The Enigma and the Tagalong
Mar. 30th, 2019 08:46 am![[personal profile]](https://www.dreamwidth.org/img/silk/identity/user.png)
This is part a trope, part a real-life relationship dynamic.
Start with two girls in adolescence (typically somewhere between ages 8 and 16) who are best friends.
One of them is the "enigma"—she's worldly, striking, magical... or more accurately, whatever passes for that at their age. From an outsider's perspective, she might be more accurately characterized as simply charismatic and bold.
The other one is the "tagalong"—she's lucky just to be along for the ride. She might describe herself as plain or boring. From an outside perspective, she would be more accurately characterized as quiet and insecure.
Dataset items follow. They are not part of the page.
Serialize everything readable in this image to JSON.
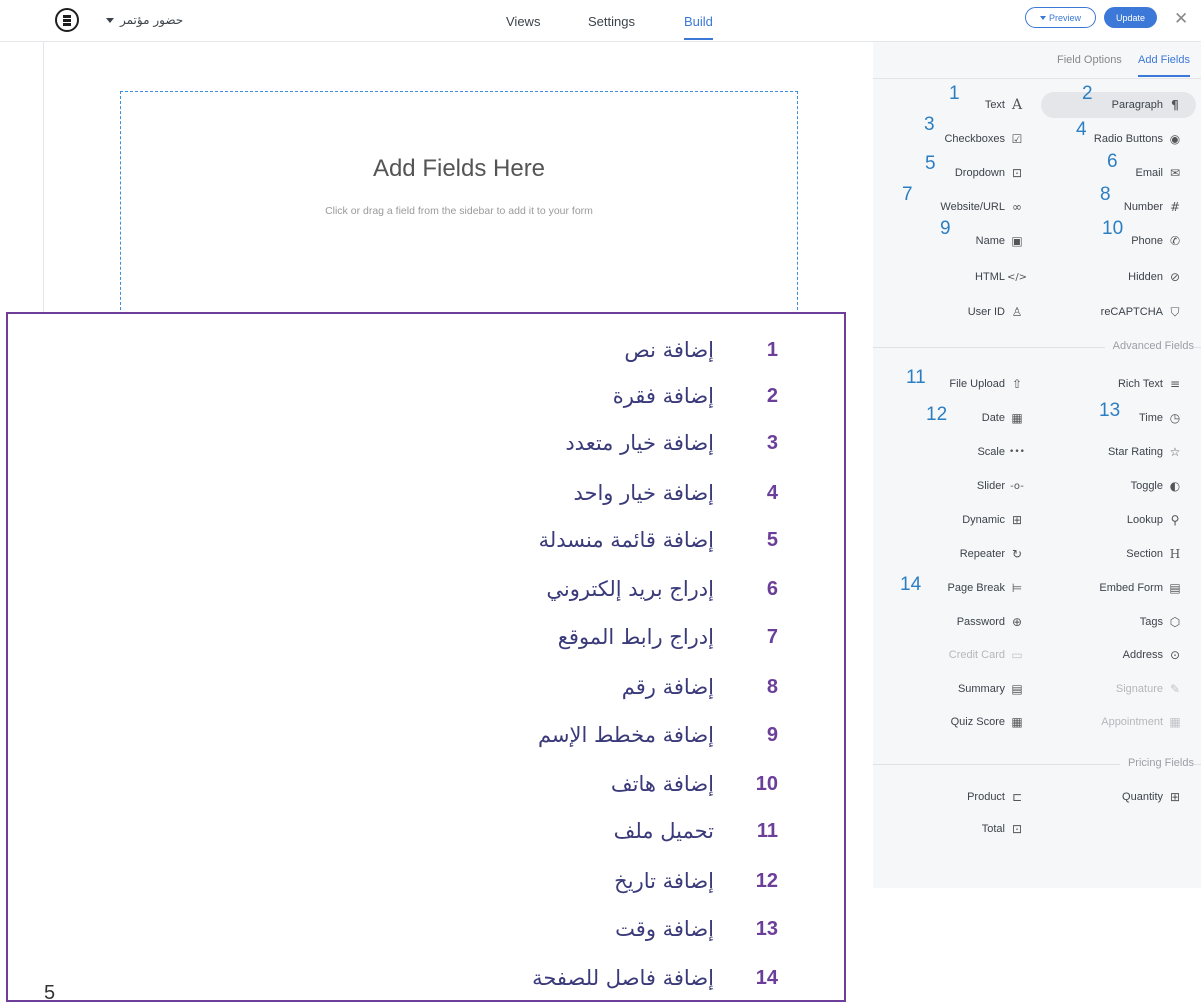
{
  "header": {
    "form_title": "حضور مؤتمر",
    "tabs": [
      "Views",
      "Settings",
      "Build"
    ],
    "active_tab": "Build",
    "preview_label": "Preview",
    "update_label": "Update",
    "close_glyph": "✕",
    "accent": "#3b78d8"
  },
  "canvas": {
    "title": "Add Fields Here",
    "subtitle": "Click or drag a field from the sidebar to add it to your form"
  },
  "sidebar": {
    "tabs": [
      "Field Options",
      "Add Fields"
    ],
    "active_tab": "Add Fields",
    "basic_fields": [
      {
        "label": "Text",
        "icon": "text-icon",
        "num": "1"
      },
      {
        "label": "Paragraph",
        "icon": "paragraph-icon",
        "num": "2"
      },
      {
        "label": "Checkboxes",
        "icon": "checkbox-icon",
        "num": "3"
      },
      {
        "label": "Radio Buttons",
        "icon": "radio-icon",
        "num": "4"
      },
      {
        "label": "Dropdown",
        "icon": "dropdown-icon",
        "num": "5"
      },
      {
        "label": "Email",
        "icon": "email-icon",
        "num": "6"
      },
      {
        "label": "Website/URL",
        "icon": "link-icon",
        "num": "7"
      },
      {
        "label": "Number",
        "icon": "hash-icon",
        "num": "8"
      },
      {
        "label": "Name",
        "icon": "name-card-icon",
        "num": "9"
      },
      {
        "label": "Phone",
        "icon": "phone-icon",
        "num": "10"
      },
      {
        "label": "HTML",
        "icon": "code-icon"
      },
      {
        "label": "Hidden",
        "icon": "eye-off-icon"
      },
      {
        "label": "User ID",
        "icon": "user-icon"
      },
      {
        "label": "reCAPTCHA",
        "icon": "shield-check-icon"
      }
    ],
    "advanced_heading": "Advanced Fields",
    "advanced_fields": [
      {
        "label": "File Upload",
        "icon": "upload-icon",
        "num": "11"
      },
      {
        "label": "Rich Text",
        "icon": "rich-text-icon"
      },
      {
        "label": "Date",
        "icon": "calendar-icon",
        "num": "12"
      },
      {
        "label": "Time",
        "icon": "clock-icon",
        "num": "13"
      },
      {
        "label": "Scale",
        "icon": "scale-icon"
      },
      {
        "label": "Star Rating",
        "icon": "star-icon"
      },
      {
        "label": "Slider",
        "icon": "slider-icon"
      },
      {
        "label": "Toggle",
        "icon": "toggle-icon"
      },
      {
        "label": "Dynamic",
        "icon": "hierarchy-icon"
      },
      {
        "label": "Lookup",
        "icon": "search-icon"
      },
      {
        "label": "Repeater",
        "icon": "repeat-icon"
      },
      {
        "label": "Section",
        "icon": "heading-icon"
      },
      {
        "label": "Page Break",
        "icon": "page-break-icon",
        "num": "14"
      },
      {
        "label": "Embed Form",
        "icon": "document-icon"
      },
      {
        "label": "Password",
        "icon": "lock-icon"
      },
      {
        "label": "Tags",
        "icon": "tag-icon"
      },
      {
        "label": "Credit Card",
        "icon": "credit-card-icon",
        "disabled": true
      },
      {
        "label": "Address",
        "icon": "map-pin-icon"
      },
      {
        "label": "Summary",
        "icon": "document-icon"
      },
      {
        "label": "Signature",
        "icon": "pen-icon",
        "disabled": true
      },
      {
        "label": "Quiz Score",
        "icon": "calculator-icon"
      },
      {
        "label": "Appointment",
        "icon": "calendar-icon",
        "disabled": true
      }
    ],
    "pricing_heading": "Pricing Fields",
    "pricing_fields": [
      {
        "label": "Product",
        "icon": "cart-icon"
      },
      {
        "label": "Quantity",
        "icon": "plus-box-icon"
      },
      {
        "label": "Total",
        "icon": "total-icon"
      }
    ]
  },
  "legend": [
    {
      "num": "1",
      "text": "إضافة نص"
    },
    {
      "num": "2",
      "text": "إضافة  فقرة"
    },
    {
      "num": "3",
      "text": "إضافة خيار متعدد"
    },
    {
      "num": "4",
      "text": "إضافة خيار واحد"
    },
    {
      "num": "5",
      "text": "إضافة قائمة منسدلة"
    },
    {
      "num": "6",
      "text": "إدراج بريد إلكتروني"
    },
    {
      "num": "7",
      "text": "إدراج رابط الموقع"
    },
    {
      "num": "8",
      "text": "إضافة رقم"
    },
    {
      "num": "9",
      "text": "إضافة مخطط الإسم"
    },
    {
      "num": "10",
      "text": "إضافة هاتف"
    },
    {
      "num": "11",
      "text": "تحميل ملف"
    },
    {
      "num": "12",
      "text": "إضافة تاريخ"
    },
    {
      "num": "13",
      "text": "إضافة وقت"
    },
    {
      "num": "14",
      "text": "إضافة فاصل للصفحة"
    }
  ],
  "stray_mark": "5"
}
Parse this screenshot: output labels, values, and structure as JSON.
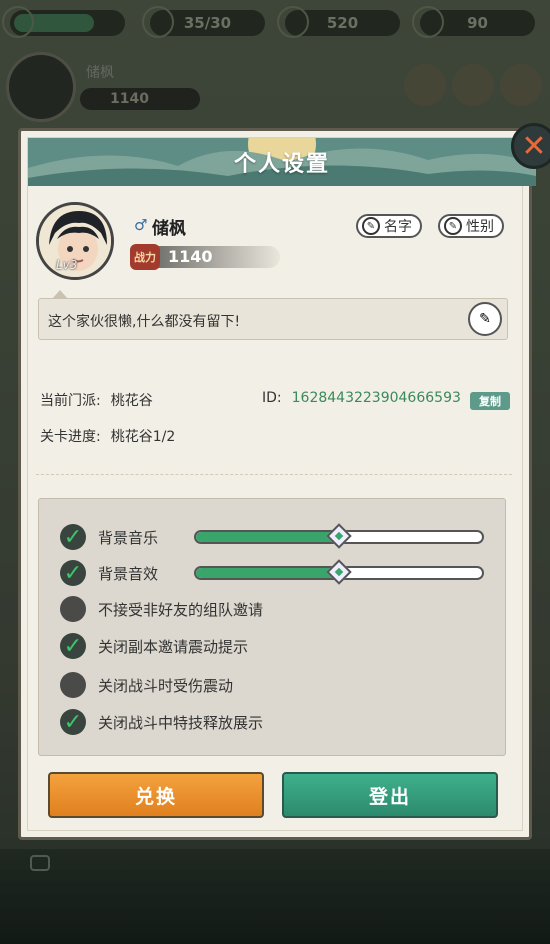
{
  "top_resources": [
    {
      "icon": "energy-icon",
      "value": ""
    },
    {
      "icon": "stamina-icon",
      "value": "35/30"
    },
    {
      "icon": "coin-icon",
      "value": "520"
    },
    {
      "icon": "jade-icon",
      "value": "90"
    }
  ],
  "top_player": {
    "name": "储枫",
    "power": "1140"
  },
  "dialog": {
    "title": "个人设置",
    "close_icon": "close-icon",
    "profile": {
      "name": "储枫",
      "gender_symbol": "♂",
      "level": "Lv3",
      "power_badge": "战力",
      "power": "1140",
      "rename_label": "名字",
      "gender_label": "性别",
      "signature": "这个家伙很懒,什么都没有留下!"
    },
    "info": {
      "sect_label": "当前门派:",
      "sect_value": "桃花谷",
      "id_label": "ID:",
      "id_value": "1628443223904666593",
      "copy_label": "复制",
      "progress_label": "关卡进度:",
      "progress_value": "桃花谷1/2"
    },
    "settings": [
      {
        "label": "背景音乐",
        "checked": true,
        "slider": 0.5
      },
      {
        "label": "背景音效",
        "checked": true,
        "slider": 0.5
      },
      {
        "label": "不接受非好友的组队邀请",
        "checked": false
      },
      {
        "label": "关闭副本邀请震动提示",
        "checked": true
      },
      {
        "label": "关闭战斗时受伤震动",
        "checked": false
      },
      {
        "label": "关闭战斗中特技释放展示",
        "checked": true
      }
    ],
    "buttons": {
      "exchange": "兑换",
      "logout": "登出"
    }
  },
  "colors": {
    "accent_green": "#3aa56a",
    "exchange_orange": "#f3a23d",
    "logout_green": "#3fb08c",
    "close_orange": "#e8693a"
  }
}
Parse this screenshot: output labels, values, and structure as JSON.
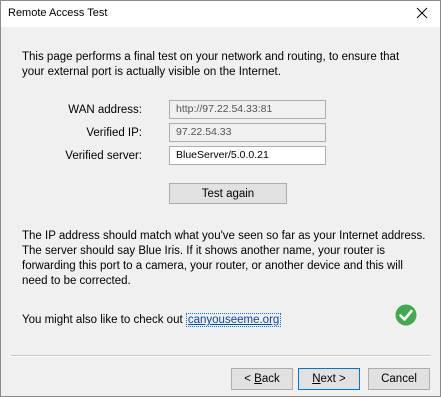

There is a non-stratified power imbalance in their relationship. They are peers: they're the same age, they're both students, they're typically from similar enough families. They are—nominally—equals. And yet, there is a clear power imbalance in their relationship, one caused purely by personality.
The quote that really crystallized this concept in my mind comes from Koren Zailckas's memoir Smashed, where she describes her relationship with her best friend at age 14:
I don't need anyone to tell me I'm a tagalong, I know it. I operate as Natalie's sidekick. She is the magician, the one who possesses the hocus-pocus, and I see myself as her mousy assistant. It is my job to prepare her instruments and trust her magic, to stand paralyzed against the target while she throws knives at my head.
Other examples include Jennifer, Hecate, Macbeth, William McKinley, and Me, Elizabeth, and Pretty Little Liars—and myself at age 10.
While occasionally it ends there, more often this is a two-act story. Act one: They are young, and they are best friends. The Tagalong is in awe of, in the thrall of, the Enigma. Act two: They grow up, and fall apart. The Tagalong grows up smart and competent. She becomes moderately interesting in her own right, and picks up some self-esteem somewhere along the way. The Enigma grows up a mess. The same traits that were charming when they were young grow into something increasingly dysfunctional with time.
The Enigma is not a Manic Pixie Dream Girl in the classic sense, but the comparison is not an unwarranted one. Fascinating and vivacious, she is paired with a more boring or unassuming counterpart, to whom she is enthralling. But unlike more classic Manic Pixie Dream Girls, this is not framed as simply joie de vivre. Inherent to the narrative of the Enigma and the Tagalong is the acknowledgment that the Enigma's persona is performative to some extent. Her bravado is related to some sort of internal confusion or dysfunction. She is not a free spirit; she is a troubled young woman. The Enigma actually has more in common with deconstructions of the Manic Pixie Dream Girl trope than she does with classic Manic Pixie Dream Girls. This may have something to do with the fact that the Enigma and the Tagalong—in all the tellings that I have seen so far—is a distinctively female story. I have yet to see a version of this narrative from a male author, nor one about boys—though that story may well exist.
The Enigma and the Tagalong leads itself very easily to homoerotic readings—it's usually easier to read the Tagalong's infatuation as romantic than platonic. And I do admit that my interest in this narrative goes back to my relationship with my best friend at age 10, who I was most definitely half in love with. But I think it is somewhat reductionistic to view this narrative exclusively though that lens. The key emotions of this narrative—such as being favorited by someone you perceive as significantly better (more interesting, more talented) than yourself—have more to do with our more fundamental, existential needs as humans. While they may take that form, these things ultimately have relatively little to do romance—or even friendship, for that matter.
All tellings of the Enigma and the Tagalong that I have seen thus far are told from the Tagalong's point of view. There are obvious reasons for this: it is far easier—perhaps even only possible—to portray the Enigma's mystique when she is seen through someone else's eyes. But this leaves the question: what does this story look like from Enigma's point of view? Why does she favor the Tagalong? Does she just like having a follower? Is it simply that the adoration is affirming? Or are there more layers to it? And how might that perspective change my understanding of this narrative?